Greece ranks 4th among 36 OECD countries for highest tax burden of workers with children

Greece ranks 4th among 36 OECD countries for highest tax burden of workers with children – 2 places improvement compared to last year
Greece had the 4th highest taxation of workers with children among the 36 OECD countries in 2020, improving its ranking by two places compared to last year, according to the comparative tax burden report published by the Tax Foundation and presented in Greece by KEFiM.
Key findings for Greece:
- Compared to the OECD average of 36.1%, the labor tax burden in Greece is relatively high, at 40.1% compared to 40.8% last year.
- The labor tax burden in our country is the 14th highest among the 36 OECD countries.
- Unlike most countries with a high tax burden on labor, Greece does not provide significant tax relief to families with children. Among OECD countries, Greece has one of the smallest differences between the two tax burdens, with 40.1% for employees (compared to 40.8 last year) and 37.1% (compared to 37.8% last year) for employees with families with two children.
- Greece has the 4th highest family tax burden at work, at 31.7% (compared to the second worst position with 37.8% last year), with Turkey at 38.2.

Key findings for OECD countries:
- Medium-income workers in OECD countries paid more than 1/3 or 34.6% of their salary in 2020 in income taxes and insurance contributions. The average labor tax burden has fallen by 1.8 percentage points in the last twenty years.

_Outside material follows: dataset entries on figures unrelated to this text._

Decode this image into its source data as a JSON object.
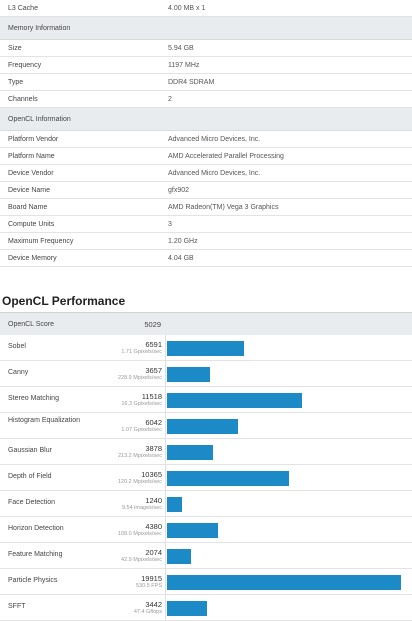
{
  "spec_rows_top": [
    {
      "label": "L3 Cache",
      "value": "4.00 MB x 1"
    }
  ],
  "memory": {
    "header": "Memory Information",
    "rows": [
      {
        "label": "Size",
        "value": "5.94 GB"
      },
      {
        "label": "Frequency",
        "value": "1197 MHz"
      },
      {
        "label": "Type",
        "value": "DDR4 SDRAM"
      },
      {
        "label": "Channels",
        "value": "2"
      }
    ]
  },
  "opencl": {
    "header": "OpenCL Information",
    "rows": [
      {
        "label": "Platform Vendor",
        "value": "Advanced Micro Devices, Inc."
      },
      {
        "label": "Platform Name",
        "value": "AMD Accelerated Parallel Processing"
      },
      {
        "label": "Device Vendor",
        "value": "Advanced Micro Devices, Inc."
      },
      {
        "label": "Device Name",
        "value": "gfx902"
      },
      {
        "label": "Board Name",
        "value": "AMD Radeon(TM) Vega 3 Graphics"
      },
      {
        "label": "Compute Units",
        "value": "3"
      },
      {
        "label": "Maximum Frequency",
        "value": "1.20 GHz"
      },
      {
        "label": "Device Memory",
        "value": "4.04 GB"
      }
    ]
  },
  "performance": {
    "title": "OpenCL Performance",
    "score_label": "OpenCL Score",
    "score": "5029",
    "bar_color": "#1d8ac8",
    "max_score": 19915,
    "tests": [
      {
        "name": "Sobel",
        "score": 6591,
        "rate": "1.71 Gpixels/sec"
      },
      {
        "name": "Canny",
        "score": 3657,
        "rate": "228.9 Mpixels/sec"
      },
      {
        "name": "Stereo Matching",
        "score": 11518,
        "rate": "16.3 Gpixels/sec"
      },
      {
        "name": "Histogram Equalization",
        "score": 6042,
        "rate": "1.07 Gpixels/sec"
      },
      {
        "name": "Gaussian Blur",
        "score": 3878,
        "rate": "213.2 Mpixels/sec"
      },
      {
        "name": "Depth of Field",
        "score": 10365,
        "rate": "120.2 Mpixels/sec"
      },
      {
        "name": "Face Detection",
        "score": 1240,
        "rate": "9.54 images/sec"
      },
      {
        "name": "Horizon Detection",
        "score": 4380,
        "rate": "108.0 Mpixels/sec"
      },
      {
        "name": "Feature Matching",
        "score": 2074,
        "rate": "42.9 Mpixels/sec"
      },
      {
        "name": "Particle Physics",
        "score": 19915,
        "rate": "530.5 FPS"
      },
      {
        "name": "SFFT",
        "score": 3442,
        "rate": "47.4 Gflops"
      }
    ]
  }
}
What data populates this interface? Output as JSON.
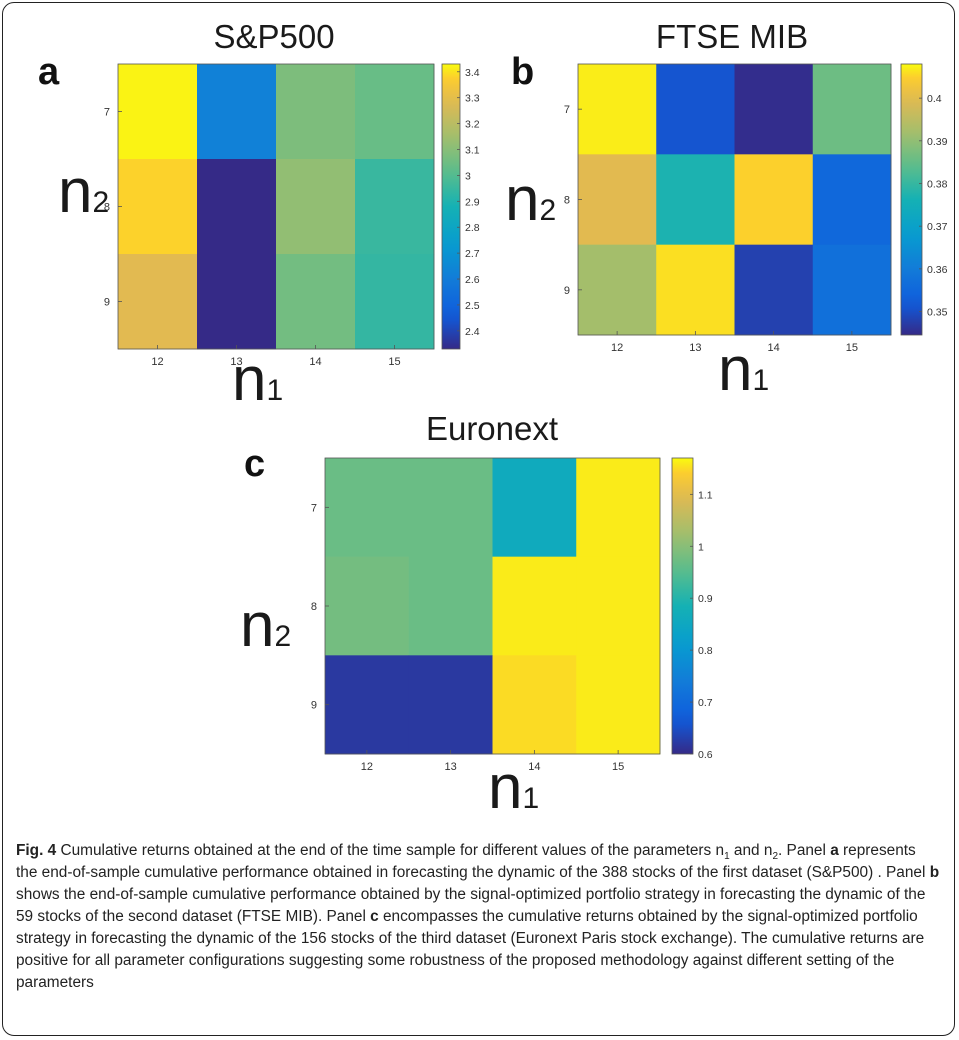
{
  "figure": {
    "axis_x_var": "n",
    "axis_x_sub": "1",
    "axis_y_var": "n",
    "axis_y_sub": "2"
  },
  "chart_data": [
    {
      "type": "heatmap",
      "panel": "a",
      "title": "S&P500",
      "x_categories": [
        "12",
        "13",
        "14",
        "15"
      ],
      "y_categories": [
        "7",
        "8",
        "9"
      ],
      "values": [
        [
          3.42,
          2.62,
          3.08,
          3.04
        ],
        [
          3.38,
          2.33,
          3.12,
          2.95
        ],
        [
          3.29,
          2.33,
          3.06,
          2.94
        ]
      ],
      "colorbar": {
        "min": 2.33,
        "max": 3.43,
        "ticks": [
          "2.4",
          "2.5",
          "2.6",
          "2.7",
          "2.8",
          "2.9",
          "3",
          "3.1",
          "3.2",
          "3.3",
          "3.4"
        ]
      }
    },
    {
      "type": "heatmap",
      "panel": "b",
      "title": "FTSE MIB",
      "x_categories": [
        "12",
        "13",
        "14",
        "15"
      ],
      "y_categories": [
        "7",
        "8",
        "9"
      ],
      "values": [
        [
          0.407,
          0.351,
          0.345,
          0.386
        ],
        [
          0.4,
          0.377,
          0.405,
          0.355
        ],
        [
          0.392,
          0.406,
          0.348,
          0.357
        ]
      ],
      "colorbar": {
        "min": 0.3445,
        "max": 0.408,
        "ticks": [
          "0.35",
          "0.36",
          "0.37",
          "0.38",
          "0.39",
          "0.4"
        ]
      }
    },
    {
      "type": "heatmap",
      "panel": "c",
      "title": "Euronext",
      "x_categories": [
        "12",
        "13",
        "14",
        "15"
      ],
      "y_categories": [
        "7",
        "8",
        "9"
      ],
      "values": [
        [
          0.97,
          0.97,
          0.86,
          1.16
        ],
        [
          0.98,
          0.97,
          1.16,
          1.16
        ],
        [
          0.62,
          0.62,
          1.15,
          1.16
        ]
      ],
      "colorbar": {
        "min": 0.6,
        "max": 1.17,
        "ticks": [
          "0.6",
          "0.7",
          "0.8",
          "0.9",
          "1",
          "1.1"
        ]
      }
    }
  ],
  "caption": {
    "fig_label": "Fig. 4",
    "text_1": " Cumulative returns obtained at the end of the time sample for different values of the parameters n",
    "sub_1": "1",
    "text_2": " and n",
    "sub_2": "2",
    "text_3": ". Panel ",
    "letter_a": "a",
    "text_4": " represents the end-of-sample cumulative performance obtained in forecasting the dynamic of the 388 stocks of the first dataset (S&P500) . Panel ",
    "letter_b": "b",
    "text_5": " shows the end-of-sample cumulative performance obtained by the signal-optimized portfolio strategy in forecasting the dynamic of the 59 stocks of the second dataset (FTSE MIB). Panel ",
    "letter_c": "c",
    "text_6": " encompasses the cumulative returns obtained by the signal-optimized portfolio strategy in forecasting the dynamic of the 156 stocks of the third dataset (Euronext Paris stock exchange). The cumulative returns are positive for all parameter configurations suggesting some robustness of the proposed methodology against different setting of the parameters"
  }
}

- The average tax burden on labor varies considerably from country to country. In 2020, the tax burden of an employee in Belgium was seven times higher than that on an employee in Chile.

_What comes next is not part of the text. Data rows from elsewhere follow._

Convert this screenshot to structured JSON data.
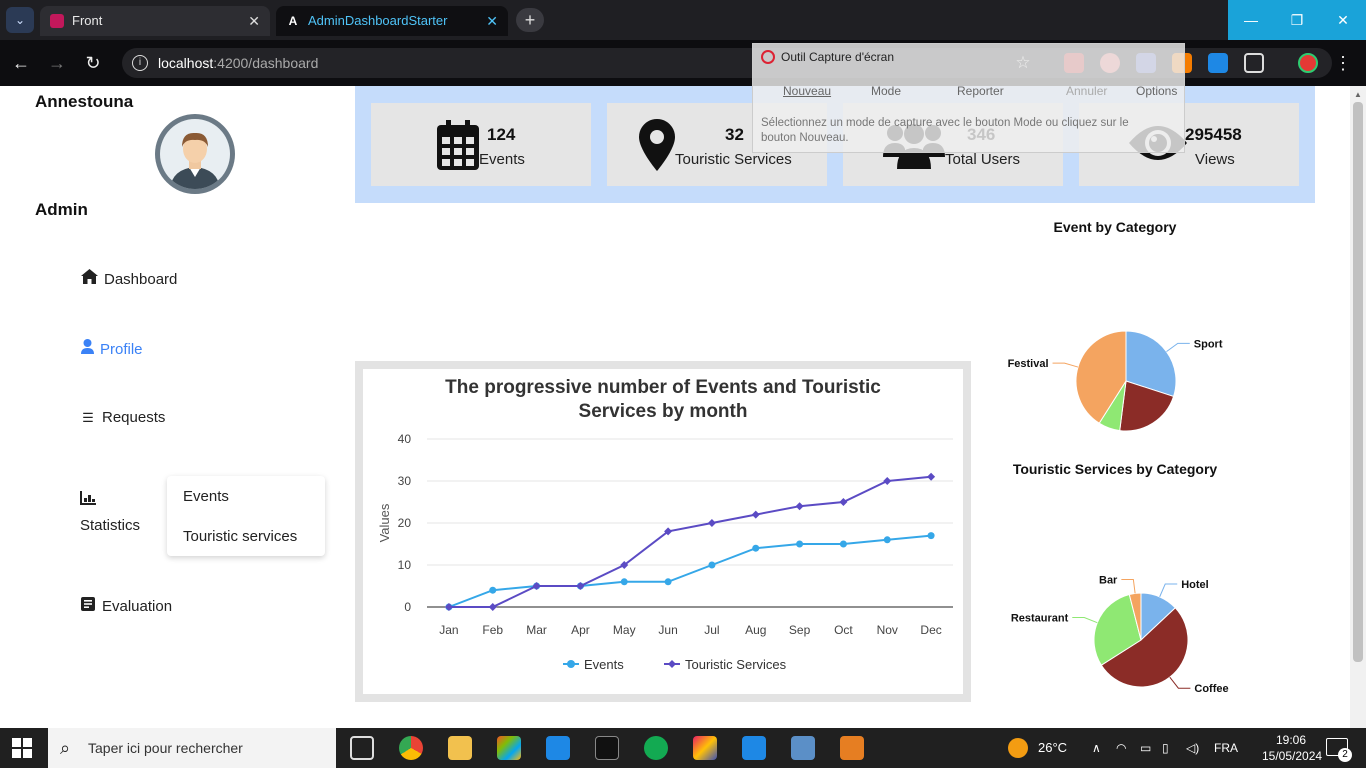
{
  "browser": {
    "tabs": [
      {
        "label": "Front"
      },
      {
        "label": "AdminDashboardStarter"
      }
    ],
    "url_host": "localhost",
    "url_path": ":4200/dashboard"
  },
  "snipping_tool": {
    "title": "Outil Capture d'écran",
    "buttons": {
      "new": "Nouveau",
      "mode": "Mode",
      "delay": "Reporter",
      "cancel": "Annuler",
      "options": "Options"
    },
    "description": "Sélectionnez un mode de capture avec le bouton Mode ou cliquez sur le bouton Nouveau."
  },
  "sidebar": {
    "brand": "Annestouna",
    "role": "Admin",
    "items": [
      {
        "label": "Dashboard",
        "icon": "home-icon"
      },
      {
        "label": "Profile",
        "icon": "person-icon"
      },
      {
        "label": "Requests",
        "icon": "list-check-icon"
      },
      {
        "label": "Statistics",
        "icon": "bar-chart-icon"
      },
      {
        "label": "Evaluation",
        "icon": "form-icon"
      }
    ],
    "submenu": [
      {
        "label": "Events"
      },
      {
        "label": "Touristic services"
      }
    ],
    "colors": {
      "active": "#3b82f6"
    }
  },
  "stats": [
    {
      "value": "124",
      "label": "Events",
      "icon": "calendar-icon"
    },
    {
      "value": "32",
      "label": "Touristic Services",
      "icon": "location-pin-icon"
    },
    {
      "value": "346",
      "label": "Total Users",
      "icon": "users-icon"
    },
    {
      "value": "295458",
      "label": "Views",
      "icon": "eye-icon"
    }
  ],
  "chart_data": [
    {
      "type": "line",
      "title_lines": [
        "The progressive number of Events and Touristic",
        "Services by month"
      ],
      "ylabel": "Values",
      "ylim": [
        0,
        40
      ],
      "yticks": [
        0,
        10,
        20,
        30,
        40
      ],
      "categories": [
        "Jan",
        "Feb",
        "Mar",
        "Apr",
        "May",
        "Jun",
        "Jul",
        "Aug",
        "Sep",
        "Oct",
        "Nov",
        "Dec"
      ],
      "series": [
        {
          "name": "Events",
          "color": "#35a7e8",
          "marker": "circle",
          "values": [
            0,
            4,
            5,
            5,
            6,
            6,
            10,
            14,
            15,
            15,
            16,
            17
          ]
        },
        {
          "name": "Touristic Services",
          "color": "#5b4bc4",
          "marker": "diamond",
          "values": [
            0,
            0,
            5,
            5,
            10,
            18,
            20,
            22,
            24,
            25,
            30,
            31
          ]
        }
      ],
      "legend": "bottom",
      "grid": true
    },
    {
      "type": "pie",
      "title": "Event by Category",
      "slices": [
        {
          "label": "Sport",
          "value": 30,
          "color": "#7ab3ec"
        },
        {
          "label": "",
          "value": 22,
          "color": "#8b2c27"
        },
        {
          "label": "",
          "value": 7,
          "color": "#8fe873"
        },
        {
          "label": "Festival",
          "value": 41,
          "color": "#f4a460"
        }
      ]
    },
    {
      "type": "pie",
      "title": "Touristic Services by Category",
      "slices": [
        {
          "label": "Hotel",
          "value": 13,
          "color": "#7ab3ec"
        },
        {
          "label": "Coffee",
          "value": 53,
          "color": "#8b2c27"
        },
        {
          "label": "Restaurant",
          "value": 30,
          "color": "#8fe873"
        },
        {
          "label": "Bar",
          "value": 4,
          "color": "#f4a460"
        }
      ]
    }
  ],
  "taskbar": {
    "search_placeholder": "Taper ici pour rechercher",
    "weather": "26°C",
    "language": "FRA",
    "time": "19:06",
    "date": "15/05/2024",
    "notifications": "2"
  }
}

- In 2020, the average tax burden on households through income tax and insurance contributions was 24.4%, 10.2% lower than the burden on workers without a family. Countries with the highest tax burden on labor usually offer the greatest relief to families with children.
- Between 2019 and 2020, the OECD average tax burden decreased by 0.39 percentage points and COVID-19 measures accounted for roughly one-fifth of that.
- Accounting for VAT and sales tax, the average tax burden on labor in 2020 was 40.1 percent, 5.5 percentage points higher than when only income and payroll taxes are considered.